Back to the wilderness bill. Senator McCain admired Mo Udall and his efforts to preserve the wilderness. He worked for bills championed by Udall in 1984 and 1990. He has voted for a number of wilderness bills and other environmental matters. This is a little misleading though as many of these bills, are free passes to get a higher environmental rating. For example Washington’s Wild Sky Wilderness bill, after getting scaled down and massaged, passed the Senate unanimously. Senator McCain’s environmental credits are chronicled at the Republicans for the Environmental Protection website. On the other hand Senator McCain would eliminate any ban on new roads in wilderness areas and, among other things has many times opposed significant bills for funding for wilderness areas and national parks. His environmental failings are chronicled on sites such as the Sierra Club.

The Sierra club of course rates him the worst there is in Congress on environmental issues. This is based on his recent voting record, or lack of a voting record.

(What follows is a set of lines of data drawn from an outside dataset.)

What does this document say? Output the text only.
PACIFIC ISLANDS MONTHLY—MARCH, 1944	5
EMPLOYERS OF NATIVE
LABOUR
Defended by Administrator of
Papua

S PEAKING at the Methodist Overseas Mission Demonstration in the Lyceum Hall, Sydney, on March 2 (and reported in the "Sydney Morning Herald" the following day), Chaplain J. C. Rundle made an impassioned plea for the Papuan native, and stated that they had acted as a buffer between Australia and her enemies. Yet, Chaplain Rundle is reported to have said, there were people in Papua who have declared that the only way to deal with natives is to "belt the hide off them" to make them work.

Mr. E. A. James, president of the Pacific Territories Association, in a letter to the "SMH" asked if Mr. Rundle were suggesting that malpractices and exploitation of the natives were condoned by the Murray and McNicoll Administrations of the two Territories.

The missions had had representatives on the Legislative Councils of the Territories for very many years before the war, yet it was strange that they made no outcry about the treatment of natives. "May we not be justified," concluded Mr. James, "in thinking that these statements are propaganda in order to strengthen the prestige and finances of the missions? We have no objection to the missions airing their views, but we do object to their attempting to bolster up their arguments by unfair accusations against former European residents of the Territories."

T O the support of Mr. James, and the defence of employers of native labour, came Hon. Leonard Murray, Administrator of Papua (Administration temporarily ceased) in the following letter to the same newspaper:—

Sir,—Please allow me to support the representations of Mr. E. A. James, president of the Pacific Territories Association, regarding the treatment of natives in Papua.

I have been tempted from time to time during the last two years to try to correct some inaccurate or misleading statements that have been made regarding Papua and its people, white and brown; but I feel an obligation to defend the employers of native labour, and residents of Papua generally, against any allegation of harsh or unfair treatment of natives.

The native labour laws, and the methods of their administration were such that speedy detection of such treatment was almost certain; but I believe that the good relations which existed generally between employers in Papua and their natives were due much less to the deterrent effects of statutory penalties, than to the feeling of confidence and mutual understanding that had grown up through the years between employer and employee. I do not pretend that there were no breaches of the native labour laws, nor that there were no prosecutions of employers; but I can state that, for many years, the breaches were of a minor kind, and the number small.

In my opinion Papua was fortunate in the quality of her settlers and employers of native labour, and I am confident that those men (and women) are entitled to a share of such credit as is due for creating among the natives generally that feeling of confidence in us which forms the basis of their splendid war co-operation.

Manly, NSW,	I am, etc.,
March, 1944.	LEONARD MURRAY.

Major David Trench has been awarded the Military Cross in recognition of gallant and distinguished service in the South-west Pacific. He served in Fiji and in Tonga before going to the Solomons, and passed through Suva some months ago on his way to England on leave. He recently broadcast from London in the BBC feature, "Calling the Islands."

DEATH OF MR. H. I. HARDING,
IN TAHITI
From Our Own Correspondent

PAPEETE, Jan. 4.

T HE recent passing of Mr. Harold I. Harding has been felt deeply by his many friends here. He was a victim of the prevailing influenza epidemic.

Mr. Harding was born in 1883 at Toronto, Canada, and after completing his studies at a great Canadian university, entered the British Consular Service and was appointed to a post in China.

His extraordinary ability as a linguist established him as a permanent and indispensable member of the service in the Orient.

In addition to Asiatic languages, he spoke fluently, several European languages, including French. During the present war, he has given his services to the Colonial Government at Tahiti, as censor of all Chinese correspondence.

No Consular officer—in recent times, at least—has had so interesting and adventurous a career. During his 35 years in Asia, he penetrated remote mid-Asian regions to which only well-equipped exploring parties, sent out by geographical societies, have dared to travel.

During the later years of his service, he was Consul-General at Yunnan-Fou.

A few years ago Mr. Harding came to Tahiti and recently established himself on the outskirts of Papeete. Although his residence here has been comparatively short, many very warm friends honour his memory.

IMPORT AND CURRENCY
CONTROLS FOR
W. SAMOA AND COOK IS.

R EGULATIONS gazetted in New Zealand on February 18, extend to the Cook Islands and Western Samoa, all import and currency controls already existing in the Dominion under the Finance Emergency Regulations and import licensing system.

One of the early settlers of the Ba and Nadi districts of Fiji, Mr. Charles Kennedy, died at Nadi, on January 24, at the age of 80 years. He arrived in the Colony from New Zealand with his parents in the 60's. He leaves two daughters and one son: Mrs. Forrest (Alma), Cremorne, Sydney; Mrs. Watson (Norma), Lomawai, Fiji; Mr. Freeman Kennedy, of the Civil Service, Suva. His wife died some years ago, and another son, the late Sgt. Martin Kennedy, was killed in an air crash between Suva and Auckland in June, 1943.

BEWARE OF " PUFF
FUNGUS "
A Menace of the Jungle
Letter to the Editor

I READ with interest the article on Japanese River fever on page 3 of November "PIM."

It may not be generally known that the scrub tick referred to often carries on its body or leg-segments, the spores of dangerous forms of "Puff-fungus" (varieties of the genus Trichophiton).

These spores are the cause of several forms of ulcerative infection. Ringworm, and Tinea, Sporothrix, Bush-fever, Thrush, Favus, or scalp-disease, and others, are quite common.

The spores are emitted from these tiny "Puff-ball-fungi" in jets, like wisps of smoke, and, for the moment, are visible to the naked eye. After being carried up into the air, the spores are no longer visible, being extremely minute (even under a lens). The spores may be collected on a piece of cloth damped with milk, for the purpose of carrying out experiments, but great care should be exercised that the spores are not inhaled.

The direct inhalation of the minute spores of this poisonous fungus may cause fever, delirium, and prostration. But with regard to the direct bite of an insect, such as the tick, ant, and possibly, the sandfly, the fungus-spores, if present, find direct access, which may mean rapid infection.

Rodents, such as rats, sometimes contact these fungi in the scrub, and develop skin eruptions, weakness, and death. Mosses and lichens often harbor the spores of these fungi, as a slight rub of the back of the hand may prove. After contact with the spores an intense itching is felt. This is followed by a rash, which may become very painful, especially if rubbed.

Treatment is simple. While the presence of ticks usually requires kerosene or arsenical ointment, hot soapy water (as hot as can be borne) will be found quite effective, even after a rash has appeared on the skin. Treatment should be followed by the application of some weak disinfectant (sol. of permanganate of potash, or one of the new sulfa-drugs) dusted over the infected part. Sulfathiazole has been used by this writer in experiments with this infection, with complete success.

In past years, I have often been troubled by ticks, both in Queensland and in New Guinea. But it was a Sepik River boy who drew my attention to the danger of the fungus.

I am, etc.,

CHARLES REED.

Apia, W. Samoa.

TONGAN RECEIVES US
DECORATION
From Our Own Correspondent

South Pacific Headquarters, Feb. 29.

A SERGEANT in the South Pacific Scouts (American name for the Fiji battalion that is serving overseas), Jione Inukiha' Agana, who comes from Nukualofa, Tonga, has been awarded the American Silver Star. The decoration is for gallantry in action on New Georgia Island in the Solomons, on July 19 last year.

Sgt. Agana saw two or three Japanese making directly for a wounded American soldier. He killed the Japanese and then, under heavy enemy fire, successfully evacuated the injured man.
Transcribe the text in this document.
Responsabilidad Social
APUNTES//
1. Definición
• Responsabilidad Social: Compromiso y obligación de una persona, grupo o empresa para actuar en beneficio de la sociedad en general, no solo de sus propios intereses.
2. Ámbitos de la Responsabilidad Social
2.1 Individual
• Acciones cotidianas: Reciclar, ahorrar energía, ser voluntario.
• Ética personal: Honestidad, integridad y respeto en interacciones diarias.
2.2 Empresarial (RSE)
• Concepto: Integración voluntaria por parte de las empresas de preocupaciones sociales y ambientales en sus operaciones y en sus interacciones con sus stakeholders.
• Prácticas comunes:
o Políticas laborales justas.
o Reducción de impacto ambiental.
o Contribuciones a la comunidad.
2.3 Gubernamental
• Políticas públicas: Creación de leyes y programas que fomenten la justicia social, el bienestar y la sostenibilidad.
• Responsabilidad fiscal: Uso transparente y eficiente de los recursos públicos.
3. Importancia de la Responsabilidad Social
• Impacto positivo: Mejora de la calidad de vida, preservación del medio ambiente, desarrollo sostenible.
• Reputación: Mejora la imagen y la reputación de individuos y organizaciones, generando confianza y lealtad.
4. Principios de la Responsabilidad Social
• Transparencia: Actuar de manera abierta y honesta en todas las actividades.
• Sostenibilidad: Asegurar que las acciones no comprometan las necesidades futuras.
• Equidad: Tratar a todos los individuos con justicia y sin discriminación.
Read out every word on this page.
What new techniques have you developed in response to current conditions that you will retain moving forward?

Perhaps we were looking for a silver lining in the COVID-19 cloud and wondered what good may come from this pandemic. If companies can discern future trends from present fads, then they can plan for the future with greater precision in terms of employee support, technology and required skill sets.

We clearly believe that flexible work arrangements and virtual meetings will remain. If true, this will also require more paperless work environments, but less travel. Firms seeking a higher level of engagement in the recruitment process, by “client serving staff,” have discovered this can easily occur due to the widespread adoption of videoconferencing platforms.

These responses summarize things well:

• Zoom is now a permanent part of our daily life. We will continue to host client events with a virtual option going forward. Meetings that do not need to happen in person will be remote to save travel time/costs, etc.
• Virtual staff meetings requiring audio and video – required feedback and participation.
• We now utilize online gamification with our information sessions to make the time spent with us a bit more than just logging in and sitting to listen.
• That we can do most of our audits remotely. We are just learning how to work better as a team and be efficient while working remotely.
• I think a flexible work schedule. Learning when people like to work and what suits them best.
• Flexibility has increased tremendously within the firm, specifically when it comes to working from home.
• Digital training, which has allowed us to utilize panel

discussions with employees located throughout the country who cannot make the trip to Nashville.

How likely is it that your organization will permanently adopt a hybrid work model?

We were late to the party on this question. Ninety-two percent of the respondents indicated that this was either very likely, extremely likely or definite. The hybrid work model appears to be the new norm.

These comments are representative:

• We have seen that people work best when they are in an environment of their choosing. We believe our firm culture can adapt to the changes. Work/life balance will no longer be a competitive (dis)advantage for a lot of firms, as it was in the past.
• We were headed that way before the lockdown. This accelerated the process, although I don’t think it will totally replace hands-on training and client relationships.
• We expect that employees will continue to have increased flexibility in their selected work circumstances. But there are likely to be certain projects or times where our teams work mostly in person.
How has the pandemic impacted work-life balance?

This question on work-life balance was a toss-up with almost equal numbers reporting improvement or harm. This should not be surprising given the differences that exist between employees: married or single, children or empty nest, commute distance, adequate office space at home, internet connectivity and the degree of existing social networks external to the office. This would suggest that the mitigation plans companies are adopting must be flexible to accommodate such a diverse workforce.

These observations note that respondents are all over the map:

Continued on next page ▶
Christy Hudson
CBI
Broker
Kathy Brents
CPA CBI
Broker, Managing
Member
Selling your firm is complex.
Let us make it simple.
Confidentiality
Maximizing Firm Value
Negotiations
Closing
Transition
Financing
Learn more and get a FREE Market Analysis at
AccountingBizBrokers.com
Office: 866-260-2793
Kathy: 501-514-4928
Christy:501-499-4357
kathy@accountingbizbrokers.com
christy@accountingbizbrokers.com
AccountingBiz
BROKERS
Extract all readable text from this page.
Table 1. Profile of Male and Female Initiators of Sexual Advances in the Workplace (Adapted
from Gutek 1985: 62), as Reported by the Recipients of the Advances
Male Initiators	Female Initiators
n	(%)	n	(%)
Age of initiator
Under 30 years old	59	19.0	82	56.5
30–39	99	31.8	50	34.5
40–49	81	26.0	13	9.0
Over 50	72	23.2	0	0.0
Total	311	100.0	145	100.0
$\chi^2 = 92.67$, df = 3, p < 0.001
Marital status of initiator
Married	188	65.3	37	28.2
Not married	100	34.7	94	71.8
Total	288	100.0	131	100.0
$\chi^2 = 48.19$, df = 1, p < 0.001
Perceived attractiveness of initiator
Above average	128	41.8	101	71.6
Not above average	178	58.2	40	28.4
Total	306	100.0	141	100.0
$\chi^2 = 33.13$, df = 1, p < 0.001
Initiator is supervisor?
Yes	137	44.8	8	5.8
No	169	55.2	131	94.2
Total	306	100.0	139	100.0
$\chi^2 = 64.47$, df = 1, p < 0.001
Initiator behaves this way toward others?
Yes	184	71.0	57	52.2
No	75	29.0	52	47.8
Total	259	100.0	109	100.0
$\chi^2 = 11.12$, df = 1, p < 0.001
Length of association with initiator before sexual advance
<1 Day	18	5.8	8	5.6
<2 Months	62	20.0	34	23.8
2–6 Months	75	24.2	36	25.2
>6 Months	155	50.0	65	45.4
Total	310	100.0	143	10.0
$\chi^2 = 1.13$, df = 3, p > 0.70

He has failed to vote on myriad environmental issues since beginning his campaign. He did this of course to avoid alienating interest groups,  to give him campaigning room. While not particularly commendable, this would somewhat level the playing field with Obama, who has a rather sparse voting record because of his junior status as a senator.

The League of Conservation Voters is an established collection of environmental groups, which endorsed McCain is the 2004 Arizona senatorial election. It confirms that in 2007 McCain ducked out of every single critical envornmental vote. There apparently were 15, which is a lot of ducking.  LVC also gave him a zero for that period which should help resove some of Mr. Connelly’s questions about the Sierra Club’s rating of him but the LCV gives him a lifetime rating of 26 which means little until compared with Obama’s 86.  LVC’s lifetime rating puts McCain relatively low among Republicans on environmental issues.

McCain’s strength seems to be his forthright calls to do something about global warming.  When many Republicans would not say a thing against a president who refused to accept very clear scientific conclusions, McCain stepped up and said the evidence was irrefutable.  He however did not establish a voting record that would separate him from mainstream Republican positions defined by the administration.

My sense of this is that his environmental sentiments are sincere but they are not terribly high among his priorities.  The issues on which he has an unwavering voting record are any legislation against abortion rights and any legislation favoring expansion of the military or its adventures.  There is very little deviation in these areas.  On environmental issues more often than not industrial interests seem to prevail.